AKUPUNKTUR TEDAVİSİNDEN FARKLI BİR UYGULAMA

İğne kullanılması nedeniyle tedavinin akupunktur tedavisine benzetildiğini anlatan Uzm. Dr. Sevil Karagül, “Bu yöntem, akupunktur uygulamasından farklıdır. İğneler muayene sonucu belirlenen direkt tetik nokta olan kasa batırılır; uygulamanın yeri hastaya ve hastalığının durumuna göre değişebilmektedir. Akupunktur uygulamasında olduğu gibi standart uygulama noktaları yoktur. İlaç içermeyen bir uygulama olduğu için alerji, ilaç etkileşimi gibi yan etkiler oluşmaz. İşlem sırasında kuru iğnelemeye bağlı ağrı duyulması, iğneler ince olduğu için genellikle minimaldir; bu ağrı duyma durumu da tetik noktaların hassasiyetine ya da kişilerin ağrı eşiğine bağlıdır. Bazı hastalar işlem sırasında hiç ağrı duymadıklarını da ifade etmektedirler” ifadelerini kullandı.

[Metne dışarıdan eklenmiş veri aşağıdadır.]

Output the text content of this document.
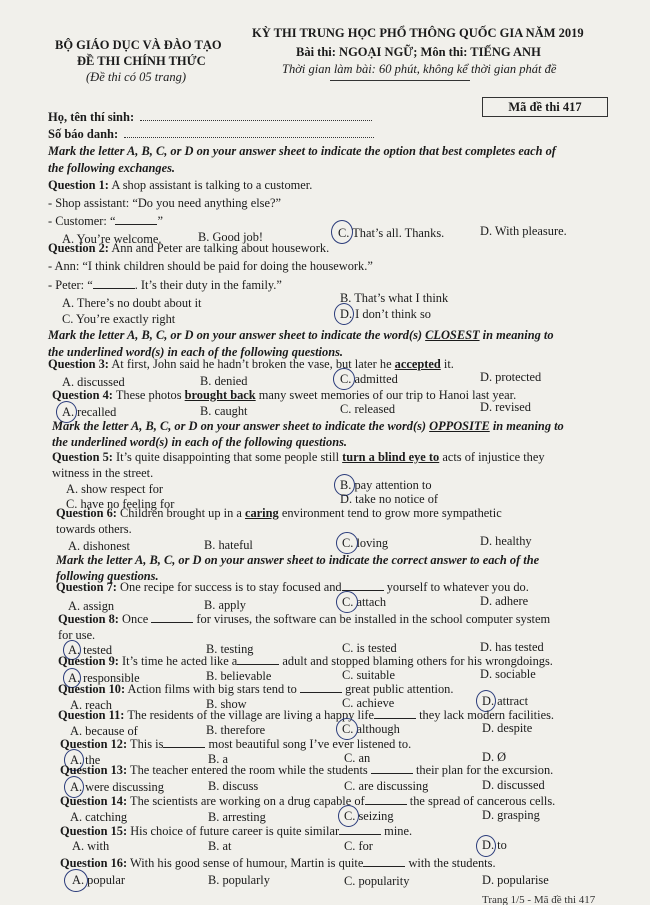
BỘ GIÁO DỤC VÀ ĐÀO TẠO
ĐỀ THI CHÍNH THỨC
(Đề thi có 05 trang)
KỲ THI TRUNG HỌC PHỔ THÔNG QUỐC GIA NĂM 2019
Bài thi: NGOẠI NGỮ; Môn thi: TIẾNG ANH
Thời gian làm bài: 60 phút, không kể thời gian phát đề
Họ, tên thí sinh:
Số báo danh:
Mã đề thi 417
Mark the letter A, B, C, or D on your answer sheet to indicate the option that best completes each of
the following exchanges.
Question 1: A shop assistant is talking to a customer.
- Shop assistant: “Do you need anything else?”
- Customer: “	”
A. You’re welcome.	B. Good job!	C. That’s all. Thanks.	D. With pleasure.
Question 2: Ann and Peter are talking about housework.
- Ann: “I think children should be paid for doing the housework.”
- Peter: “	. It’s their duty in the family.”
A. There’s no doubt about it	B. That’s what I think
C. You’re exactly right	D. I don’t think so
Mark the letter A, B, C, or D on your answer sheet to indicate the word(s) CLOSEST in meaning to
the underlined word(s) in each of the following questions.
Question 3: At first, John said he hadn’t broken the vase, but later he accepted it.
A. discussed	B. denied	C. admitted	D. protected
Question 4: These photos brought back many sweet memories of our trip to Hanoi last year.
A. recalled	B. caught	C. released	D. revised
Mark the letter A, B, C, or D on your answer sheet to indicate the word(s) OPPOSITE in meaning to
the underlined word(s) in each of the following questions.
Question 5: It’s quite disappointing that some people still turn a blind eye to acts of injustice they
witness in the street.
A. show respect for	B. pay attention to
C. have no feeling for	D. take no notice of
Question 6: Children brought up in a caring environment tend to grow more sympathetic
towards others.
A. dishonest	B. hateful	C. loving	D. healthy
Mark the letter A, B, C, or D on your answer sheet to indicate the correct answer to each of the
following questions.
Question 7: One recipe for success is to stay focused and	yourself to whatever you do.
A. assign	B. apply	C. attach	D. adhere
Question 8: Once	for viruses, the software can be installed in the school computer system
for use.
A. tested	B. testing	C. is tested	D. has tested
Question 9: It’s time he acted like a	adult and stopped blaming others for his wrongdoings.
A. responsible	B. believable	C. suitable	D. sociable
Question 10: Action films with big stars tend to	great public attention.
A. reach	B. show	C. achieve	D. attract
Question 11: The residents of the village are living a happy life	they lack modern facilities.
A. because of	B. therefore	C. although	D. despite
Question 12: This is	most beautiful song I’ve ever listened to.
A. the	B. a	C. an	D. Ø
Question 13: The teacher entered the room while the students	their plan for the excursion.
A. were discussing	B. discuss	C. are discussing	D. discussed
Question 14: The scientists are working on a drug capable of	the spread of cancerous cells.
A. catching	B. arresting	C. seizing	D. grasping
Question 15: His choice of future career is quite similar	mine.
A. with	B. at	C. for	D. to
Question 16: With his good sense of humour, Martin is quite	with the students.
A. popular	B. popularly	C. popularity	D. popularise
Trang 1/5 - Mã đề thi 417
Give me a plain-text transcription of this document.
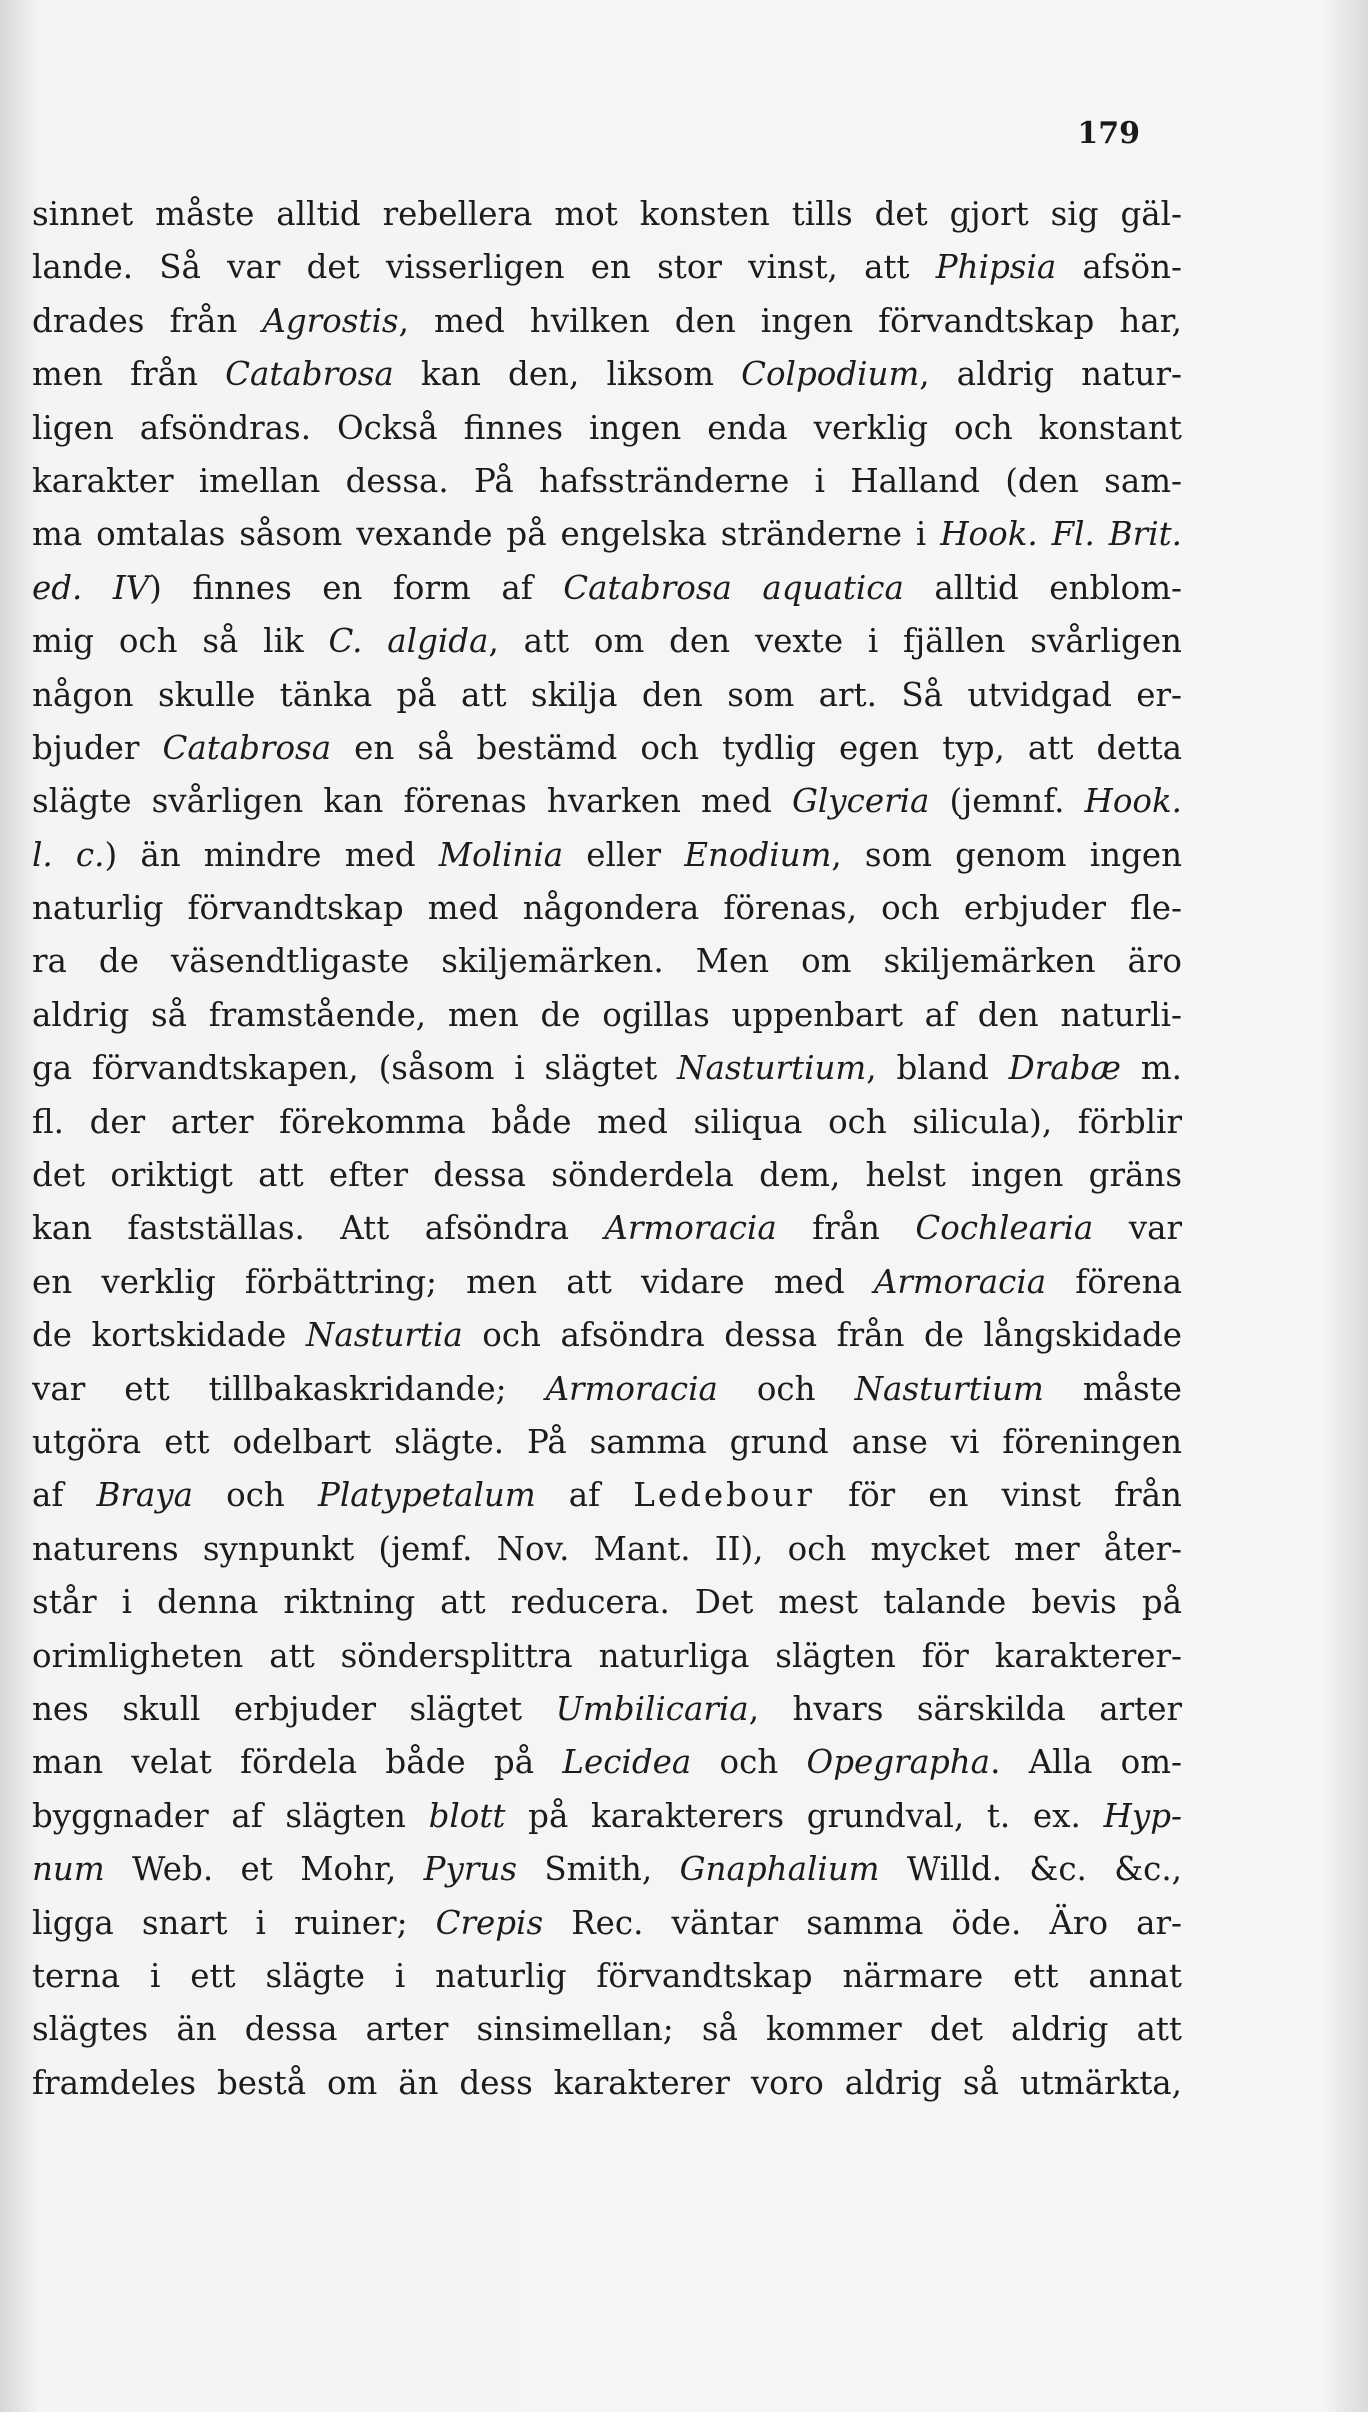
179
sinnet måste alltid rebellera mot konsten tills det gjort sig gäl-
lande. Så var det visserligen en stor vinst, att Phipsia afsön-
drades från Agrostis, med hvilken den ingen förvandtskap har,
men från Catabrosa kan den, liksom Colpodium, aldrig natur-
ligen afsöndras. Också finnes ingen enda verklig och konstant
karakter imellan dessa. På hafsstränderne i Halland (den sam-
ma omtalas såsom vexande på engelska stränderne i Hook. Fl. Brit.
ed. IV) finnes en form af Catabrosa aquatica alltid enblom-
mig och så lik C. algida, att om den vexte i fjällen svårligen
någon skulle tänka på att skilja den som art. Så utvidgad er-
bjuder Catabrosa en så bestämd och tydlig egen typ, att detta
slägte svårligen kan förenas hvarken med Glyceria (jemnf. Hook.
l. c.) än mindre med Molinia eller Enodium, som genom ingen
naturlig förvandtskap med någondera förenas, och erbjuder fle-
ra de väsendtligaste skiljemärken. Men om skiljemärken äro
aldrig så framstående, men de ogillas uppenbart af den naturli-
ga förvandtskapen, (såsom i slägtet Nasturtium, bland Drabæ m.
fl. der arter förekomma både med siliqua och silicula), förblir
det oriktigt att efter dessa sönderdela dem, helst ingen gräns
kan fastställas. Att afsöndra Armoracia från Cochlearia var
en verklig förbättring; men att vidare med Armoracia förena
de kortskidade Nasturtia och afsöndra dessa från de långskidade
var ett tillbakaskridande; Armoracia och Nasturtium måste
utgöra ett odelbart slägte. På samma grund anse vi föreningen
af Braya och Platypetalum af Ledebour för en vinst från
naturens synpunkt (jemf. Nov. Mant. II), och mycket mer åter-
står i denna riktning att reducera. Det mest talande bevis på
orimligheten att söndersplittra naturliga slägten för karakterer-
nes skull erbjuder slägtet Umbilicaria, hvars särskilda arter
man velat fördela både på Lecidea och Opegrapha. Alla om-
byggnader af slägten blott på karakterers grundval, t. ex. Hyp-
num Web. et Mohr, Pyrus Smith, Gnaphalium Willd. &c. &c.,
ligga snart i ruiner; Crepis Rec. väntar samma öde. Äro ar-
terna i ett slägte i naturlig förvandtskap närmare ett annat
slägtes än dessa arter sinsimellan; så kommer det aldrig att
framdeles bestå om än dess karakterer voro aldrig så utmärkta,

“HAFTADA EN FAZLA 2 SEANS UYGULANIR”

Kuru iğneleme tedavisinin seans sıklığı hakkında bilgi veren Uzm. Dr. Sevil Karagül, “Genellikle haftada 1-2 seans uygulama yapılır. Toplam seans sayısı genellikle 3-5 seans şeklinde hastanın hastalığı ve iyileşme periyoduna göre değerlendirilir. Bazı hastalarda 1-3 seans yeterli olurken bazı hastalarda hastalığın şiddeti ve durumu ile ilgili olarak nadiren 8-10 seans uygulama da yapılabilmektedir. Kuru iğneleme tedavisi sonrası germe ve eklem hareket açıklığı egzersizlerinin kombine edildiği bir egzersiz programının hastaya öğretilip günlük uygulanması tedavinin etkinliğini arttırır. Steril iğnelerle yapılan uygulamadan birkaç saat sonra banyo yapılabilir, uygulama yerinin kapatılmasına gerek yoktur” uyarısında bulundu.